Сразу на рассвете, когда хозяйки только-только собирались идти в хлев доить коров, Никита Кондратов и Аким Козлов уже пошли делать обход по деревне, заходили в каждый двор, в каждый дом, где была хоть какая-то женская душа.
– В поле, бабаньки, в поле. Жать рожь, а потом и за пшеничку возьмётесь. А сейчас рожь, бабы, рожь надо убрать, в наших интересах это, – наставлял хозяйку Никита. – Только работать надо как никогда хорошо, понятно я говорю?
– С чего это рвать пупа на немца, Никита Иванович? – иногда спрашивала хозяйка. – Чай, не на родных отца с мамкой пластаться в поле надо?
– Потом всё обскажу, моя хорошая.

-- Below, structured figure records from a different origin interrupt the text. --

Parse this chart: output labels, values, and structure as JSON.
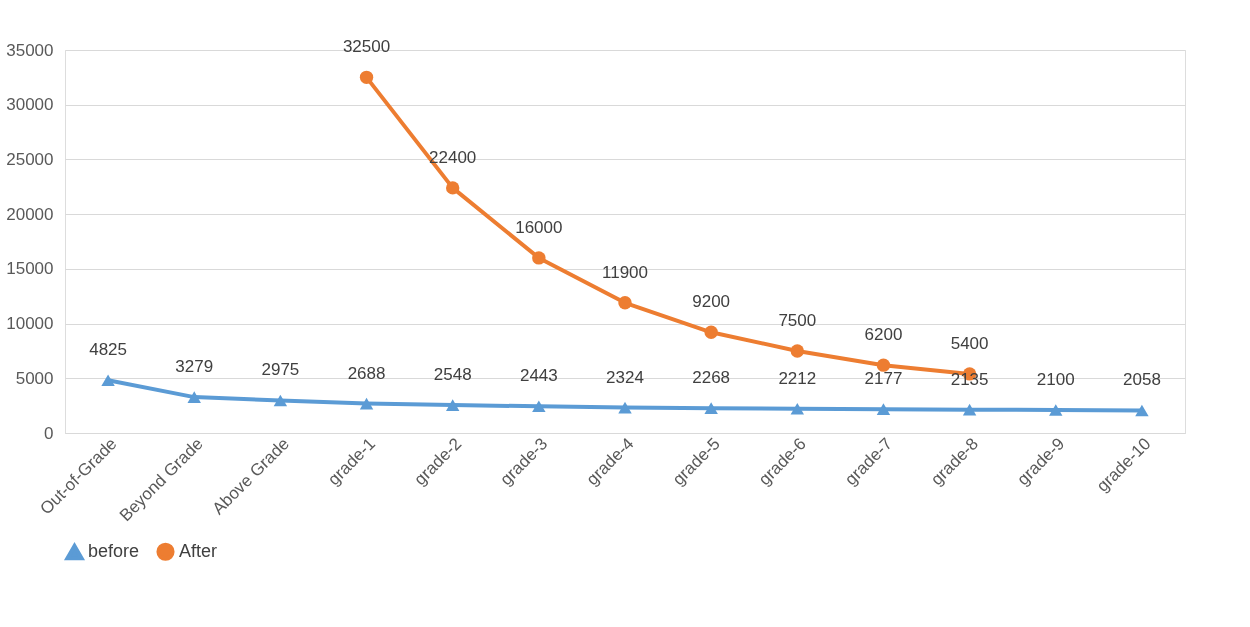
{
  "chart_data": {
    "type": "line",
    "categories": [
      "Out-of-Grade",
      "Beyond Grade",
      "Above Grade",
      "grade-1",
      "grade-2",
      "grade-3",
      "grade-4",
      "grade-5",
      "grade-6",
      "grade-7",
      "grade-8",
      "grade-9",
      "grade-10"
    ],
    "series": [
      {
        "name": "before",
        "color": "#5b9bd5",
        "marker": "triangle",
        "values": [
          4825,
          3279,
          2975,
          2688,
          2548,
          2443,
          2324,
          2268,
          2212,
          2177,
          2135,
          2100,
          2058
        ]
      },
      {
        "name": "After",
        "color": "#ed7d31",
        "marker": "circle",
        "values": [
          null,
          null,
          null,
          32500,
          22400,
          16000,
          11900,
          9200,
          7500,
          6200,
          5400,
          null,
          null
        ]
      }
    ],
    "ylim": [
      0,
      35000
    ],
    "yticks": [
      0,
      5000,
      10000,
      15000,
      20000,
      25000,
      30000,
      35000
    ],
    "grid": "y",
    "legend": "bottom",
    "data_labels": true,
    "line_style": "solid"
  }
}
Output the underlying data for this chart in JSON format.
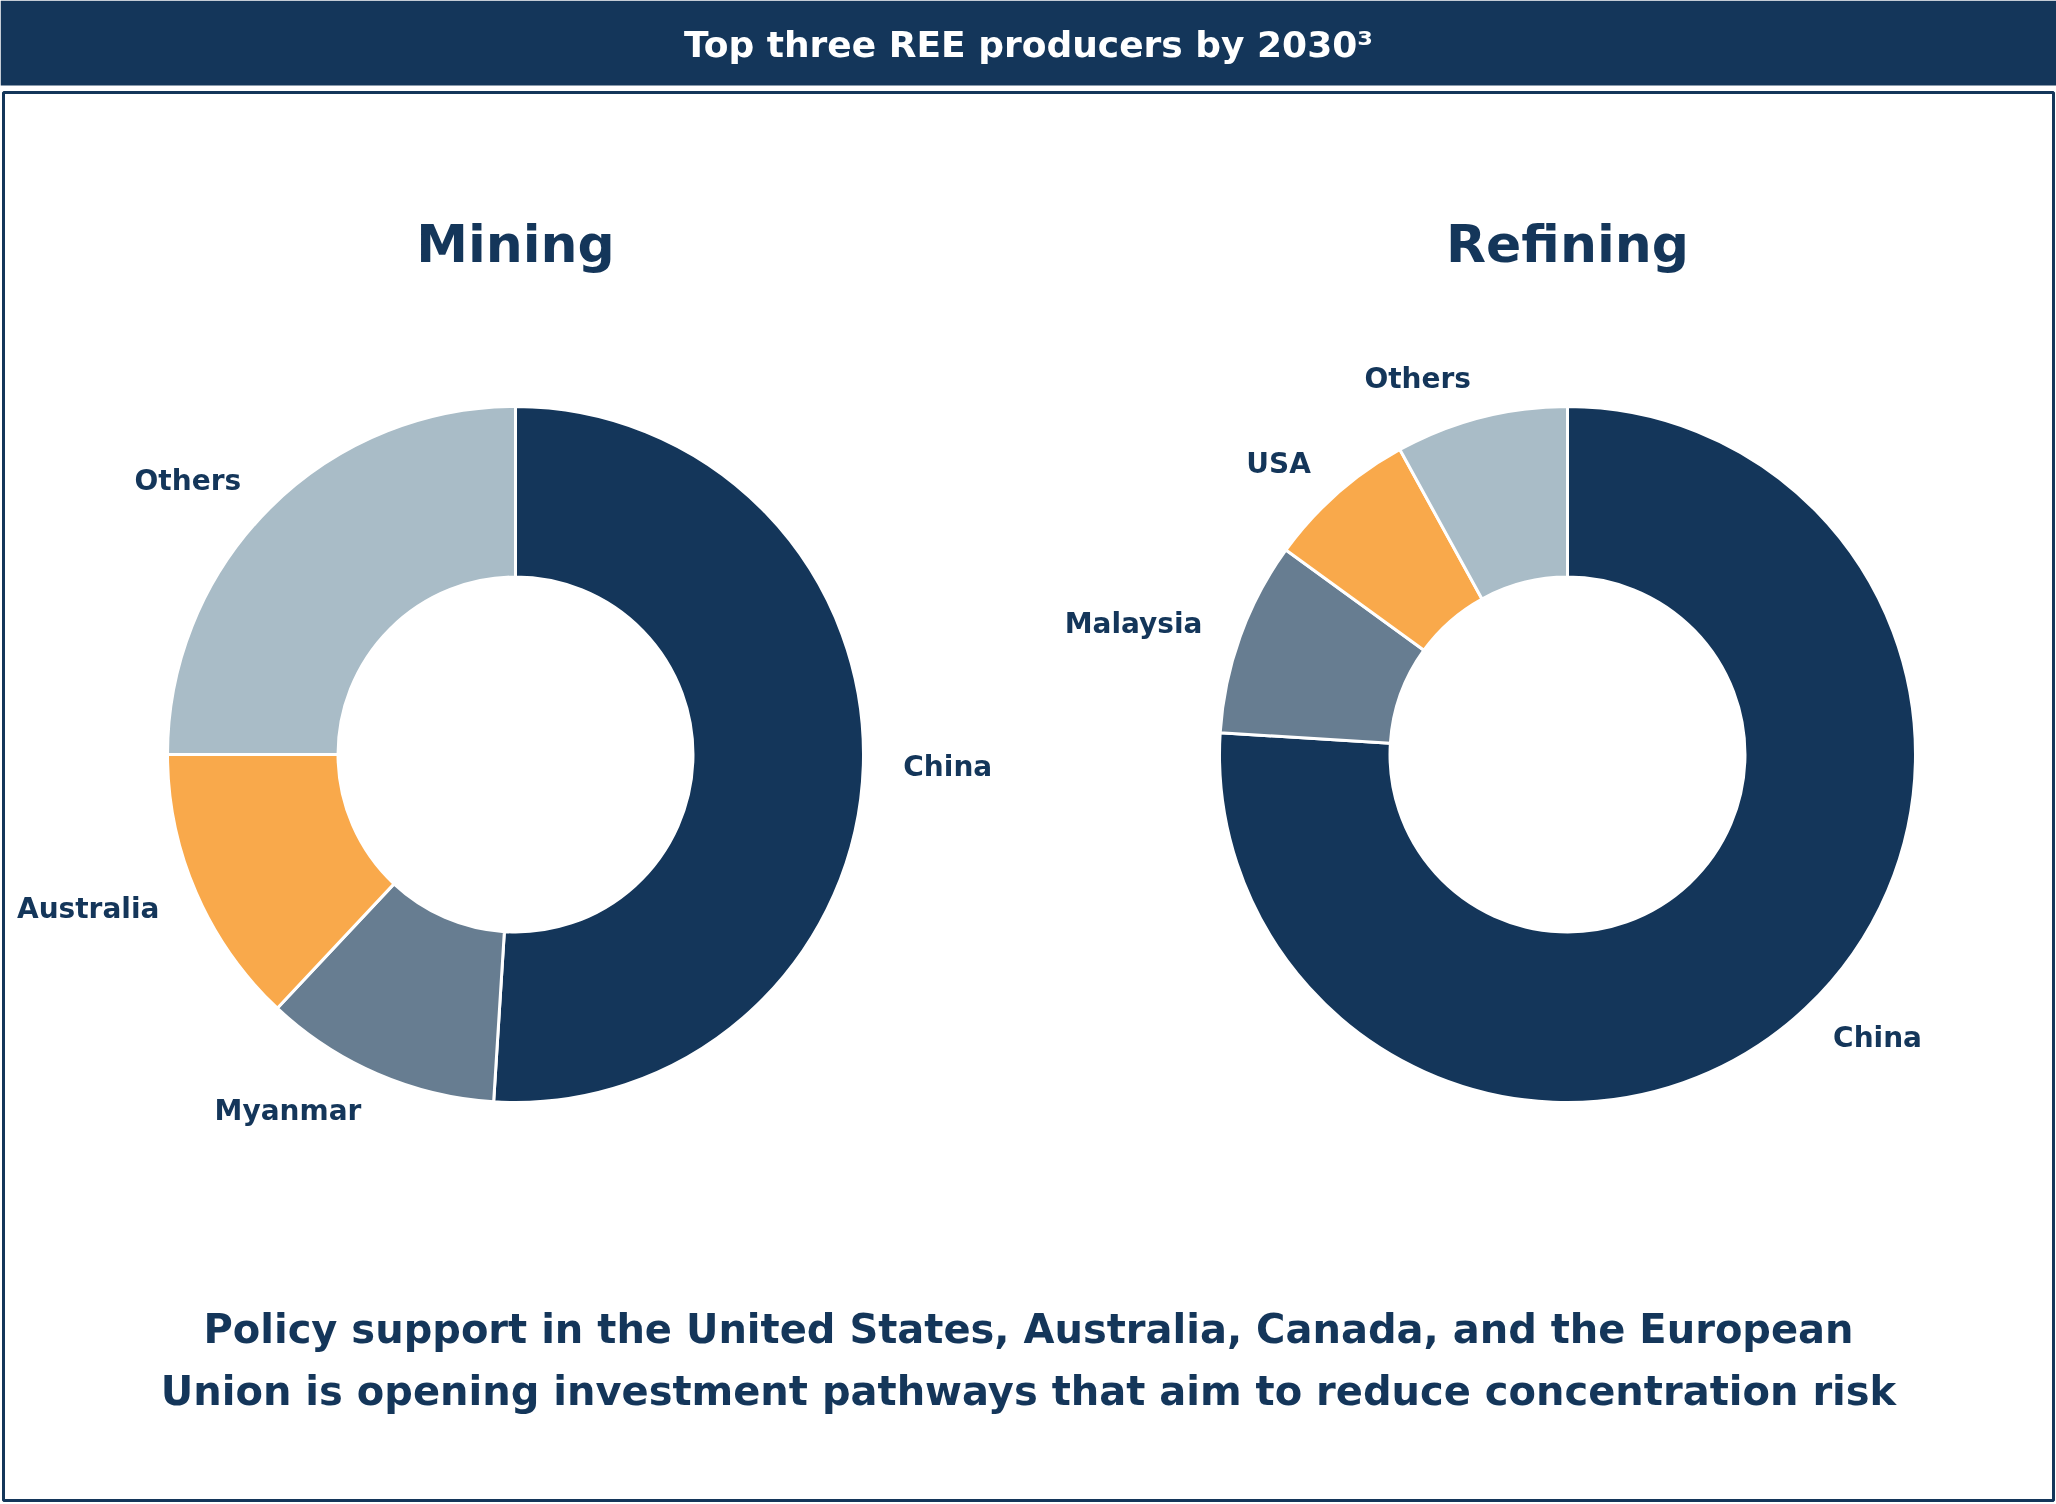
{
  "chart_data": [
    {
      "type": "other",
      "title": "Top three REE producers by 2030³"
    },
    {
      "type": "donut",
      "title": "Mining",
      "categories": [
        "China",
        "Myanmar",
        "Australia",
        "Others"
      ],
      "values": [
        51,
        11,
        13,
        25
      ],
      "colors": [
        "#14365a",
        "#677d91",
        "#f9a94b",
        "#a9bcc7"
      ]
    },
    {
      "type": "donut",
      "title": "Refining",
      "categories": [
        "China",
        "Malaysia",
        "USA",
        "Others"
      ],
      "values": [
        76,
        9,
        7,
        8
      ],
      "colors": [
        "#14365a",
        "#677d91",
        "#f9a94b",
        "#a9bcc7"
      ]
    },
    {
      "type": "other",
      "annotations": [
        "Policy support in the United States, Australia, Canada, and the European\nUnion is opening investment pathways that aim to reduce concentration risk"
      ]
    }
  ]
}
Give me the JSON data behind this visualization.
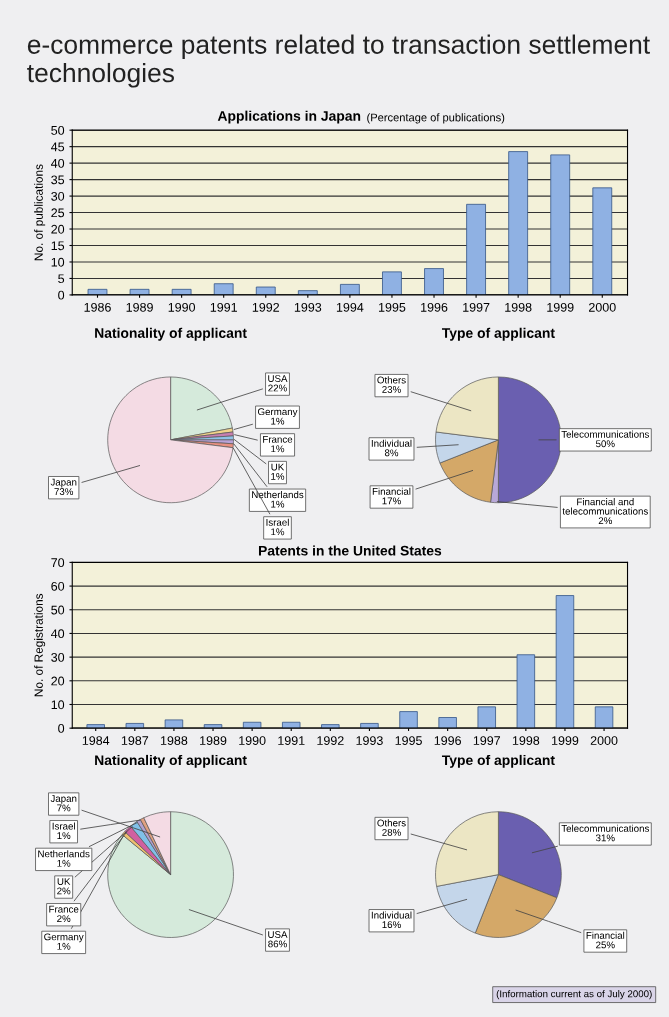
{
  "chart_data": [
    {
      "type": "other",
      "title": "e-commerce patents related to transaction settlement technologies"
    },
    {
      "type": "bar",
      "title": "Applications in Japan",
      "subtitle": "(Percentage of publications)",
      "ylabel": "No. of publications",
      "categories": [
        "1986",
        "1989",
        "1990",
        "1991",
        "1992",
        "1993",
        "1994",
        "1995",
        "1996",
        "1997",
        "1998",
        "1999",
        "2000"
      ],
      "values": [
        1.7,
        1.7,
        1.7,
        3.4,
        2.4,
        1.3,
        3.2,
        7.0,
        8.0,
        27.5,
        43.5,
        42.5,
        32.5
      ],
      "color": "#8fb1e3",
      "ylim": [
        0,
        50
      ],
      "yticks": [
        0,
        5,
        10,
        15,
        20,
        25,
        30,
        35,
        40,
        45,
        50
      ],
      "grid": "y",
      "legend": false
    },
    {
      "type": "pie",
      "title": "Nationality of applicant",
      "categories": [
        "USA",
        "Germany",
        "France",
        "UK",
        "Netherlands",
        "Israel",
        "Japan"
      ],
      "values": [
        22,
        1,
        1,
        1,
        1,
        1,
        73
      ],
      "value_labels": [
        "22%",
        "1%",
        "1%",
        "1%",
        "1%",
        "1%",
        "73%"
      ],
      "colors": [
        "#d5eadb",
        "#f2d48a",
        "#c77fb0",
        "#8fc3e8",
        "#b9a3d8",
        "#e89080",
        "#f4dbe4"
      ]
    },
    {
      "type": "pie",
      "title": "Type of applicant",
      "categories": [
        "Telecommunications",
        "Financial and\ntelecommunications",
        "Financial",
        "Individual",
        "Others"
      ],
      "values": [
        50,
        2,
        17,
        8,
        23
      ],
      "value_labels": [
        "50%",
        "2%",
        "17%",
        "8%",
        "23%"
      ],
      "colors": [
        "#6a5fb0",
        "#b8a8d8",
        "#d4a868",
        "#c4d6ea",
        "#ece6c4"
      ]
    },
    {
      "type": "bar",
      "title": "Patents in the United States",
      "ylabel": "No. of Registrations",
      "categories": [
        "1984",
        "1987",
        "1988",
        "1989",
        "1990",
        "1991",
        "1992",
        "1993",
        "1995",
        "1996",
        "1997",
        "1998",
        "1999",
        "2000"
      ],
      "values": [
        1.5,
        2,
        3.5,
        1.5,
        2.5,
        2.5,
        1.5,
        2,
        7,
        4.5,
        9,
        31,
        56,
        9
      ],
      "color": "#8fb1e3",
      "ylim": [
        0,
        70
      ],
      "yticks": [
        0,
        10,
        20,
        30,
        40,
        50,
        60,
        70
      ],
      "grid": "y",
      "legend": false
    },
    {
      "type": "pie",
      "title": "Nationality of applicant",
      "categories": [
        "USA",
        "Germany",
        "France",
        "UK",
        "Netherlands",
        "Israel",
        "Japan"
      ],
      "values": [
        86,
        1,
        2,
        2,
        1,
        1,
        7
      ],
      "value_labels": [
        "86%",
        "1%",
        "2%",
        "2%",
        "1%",
        "1%",
        "7%"
      ],
      "colors": [
        "#d5eadb",
        "#f0c070",
        "#d060a0",
        "#80c0e8",
        "#b0a0d0",
        "#e0a080",
        "#f4dbe4"
      ]
    },
    {
      "type": "pie",
      "title": "Type of applicant",
      "categories": [
        "Telecommunications",
        "Financial",
        "Individual",
        "Others"
      ],
      "values": [
        31,
        25,
        16,
        28
      ],
      "value_labels": [
        "31%",
        "25%",
        "16%",
        "28%"
      ],
      "colors": [
        "#6a5fb0",
        "#d4a868",
        "#c4d6ea",
        "#ece6c4"
      ],
      "annotations": [
        "(Information current as of July 2000)"
      ]
    }
  ]
}
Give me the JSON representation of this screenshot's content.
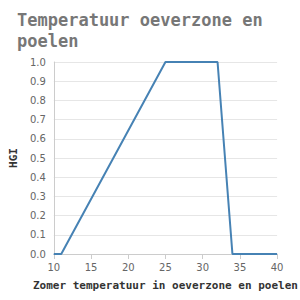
{
  "chart_data": {
    "type": "line",
    "title": "Temperatuur oeverzone en poelen",
    "x_label": "Zomer temperatuur in oeverzone en poelen",
    "y_label": "HGI",
    "x": [
      10,
      11,
      25,
      32,
      34,
      40
    ],
    "values": [
      0,
      0,
      1,
      1,
      0,
      0
    ],
    "color": "#4682b4",
    "xlim": [
      10,
      40
    ],
    "xticks": [
      10,
      15,
      20,
      25,
      30,
      35,
      40
    ],
    "ylim": [
      0,
      1
    ],
    "yticks": [
      {
        "value": 0,
        "label": "0.0"
      },
      {
        "value": 0.1,
        "label": "0.1"
      },
      {
        "value": 0.2,
        "label": "0.2"
      },
      {
        "value": 0.3,
        "label": "0.3"
      },
      {
        "value": 0.4,
        "label": "0.4"
      },
      {
        "value": 0.5,
        "label": "0.5"
      },
      {
        "value": 0.6,
        "label": "0.6"
      },
      {
        "value": 0.7,
        "label": "0.7"
      },
      {
        "value": 0.8,
        "label": "0.8"
      },
      {
        "value": 0.9,
        "label": "0.9"
      },
      {
        "value": 1,
        "label": "1.0"
      }
    ],
    "grid": true
  }
}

Это для себя, для нас, а не для германцев. Так надо, поверь.
С такими же речами по противоположной стороне улицы передвигался на самодельном протезе с батожком в руках Аким Козлов, убеждал молодиц:
– Берите домой столько зерна, сколько унести сможет. Да смотрите, чтобы на глаза полицаев ни-ни!
Собирались в поле и в доме Кольцовых.
– Как тут не пойдёшь? – Марфа уже перекусила, вылезла из-за стола, а сейчас ждала остальных. – Это тебе не колхоз, по трудодням вряд ли что достанется, а жить-то надо. Вот оно как. Мёртвый, а пойдёшь. Спасибо и на том, что хотя бы предупредили, надоумили. Тут ещё и торбочки подготовить надо. А во что зерно для себя набирать? И подумать, куда их спрятать, чтобы, не дай боже, полицаи не заметили. Собирайтесь, девки, небось, вся деревня в поле, а мы всё чешемся, будто нам принесут.
Марфа с дочерью Агашей и Глаша жали рядом, шли друг за дружкой с краю поля, что граничит с Борковским картофельным полем. Чуть поотстав, четырнадцатилетняя Фрося жала наравне с взрослыми, хотя отец и не хотел отпускать её.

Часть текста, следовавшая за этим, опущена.